January 18 Tuesday — William Dean Howells wrote from NYC to Sam.
Dear Clemens: / While your wonderful words are warm in my mind yet, I want to tell you what you know already; that you never wrote anything greater, finer, than that turning-point paper of yours.
I shall feel it honor enough if they put on my tombstone, "He was born in the same Century and general Section of middle western Country with Dr. S. L. Clemens, Oxon., and had his Degree three years before him through a mistake of the University.”
I hope you are worse. You will never be riper for a purely intellectual life again.* Yours ever
W.D. Howells.
* and it is a pity to have you dragging along with a wornout material body on top of your soul [MTHL 2: 851]. Notes. On Jan. 21 Clemens sent this letter to Paine.
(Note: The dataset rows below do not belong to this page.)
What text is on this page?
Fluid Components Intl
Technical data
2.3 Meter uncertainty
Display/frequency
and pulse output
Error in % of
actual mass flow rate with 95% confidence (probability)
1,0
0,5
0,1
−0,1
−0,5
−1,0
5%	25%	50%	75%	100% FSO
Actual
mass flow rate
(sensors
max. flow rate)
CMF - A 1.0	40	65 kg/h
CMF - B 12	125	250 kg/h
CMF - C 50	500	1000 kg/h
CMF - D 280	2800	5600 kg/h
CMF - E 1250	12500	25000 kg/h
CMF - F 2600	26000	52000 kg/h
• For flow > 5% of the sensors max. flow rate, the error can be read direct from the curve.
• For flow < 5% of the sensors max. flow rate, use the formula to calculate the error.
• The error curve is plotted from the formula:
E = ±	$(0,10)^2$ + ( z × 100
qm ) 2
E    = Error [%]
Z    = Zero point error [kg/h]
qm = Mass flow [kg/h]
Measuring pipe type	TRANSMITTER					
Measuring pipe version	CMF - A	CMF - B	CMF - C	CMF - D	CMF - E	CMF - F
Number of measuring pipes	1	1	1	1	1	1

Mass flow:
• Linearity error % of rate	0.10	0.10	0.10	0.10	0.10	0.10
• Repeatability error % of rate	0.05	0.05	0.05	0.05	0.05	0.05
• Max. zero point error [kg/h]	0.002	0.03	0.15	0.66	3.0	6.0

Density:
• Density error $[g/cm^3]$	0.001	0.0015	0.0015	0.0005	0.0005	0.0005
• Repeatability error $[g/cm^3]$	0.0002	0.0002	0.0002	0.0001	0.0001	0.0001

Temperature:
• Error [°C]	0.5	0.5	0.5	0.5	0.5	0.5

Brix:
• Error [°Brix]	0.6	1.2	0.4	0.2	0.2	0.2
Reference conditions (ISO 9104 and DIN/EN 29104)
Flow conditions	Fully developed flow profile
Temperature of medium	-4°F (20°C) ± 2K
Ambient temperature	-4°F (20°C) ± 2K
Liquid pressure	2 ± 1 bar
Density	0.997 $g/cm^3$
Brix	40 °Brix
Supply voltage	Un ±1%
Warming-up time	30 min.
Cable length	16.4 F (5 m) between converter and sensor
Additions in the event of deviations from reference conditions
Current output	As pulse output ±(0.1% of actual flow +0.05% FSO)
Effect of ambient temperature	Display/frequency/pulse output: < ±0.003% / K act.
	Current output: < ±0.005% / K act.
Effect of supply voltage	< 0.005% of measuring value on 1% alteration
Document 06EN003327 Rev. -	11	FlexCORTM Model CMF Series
He wrote on it, “I reckon this spontaneous outburst by the first critic of the day is good to keep, ain’t it Paine?” He asked if Paine would send Howells’ letter to Clara. Harper's Bazar published a series by various persons, “The Turning-Point in My Life. The source notes that Sam’s contribution “is notable as the first widely-circulated exposition of Mark Twain’s determinist philosophy, and as an emphatic assertion of the view that the most important thing in his life was ‘its literary feature” [n.1].
Edward B. Hooker, M.D. wrote from Hartford to offer condolences [MTP].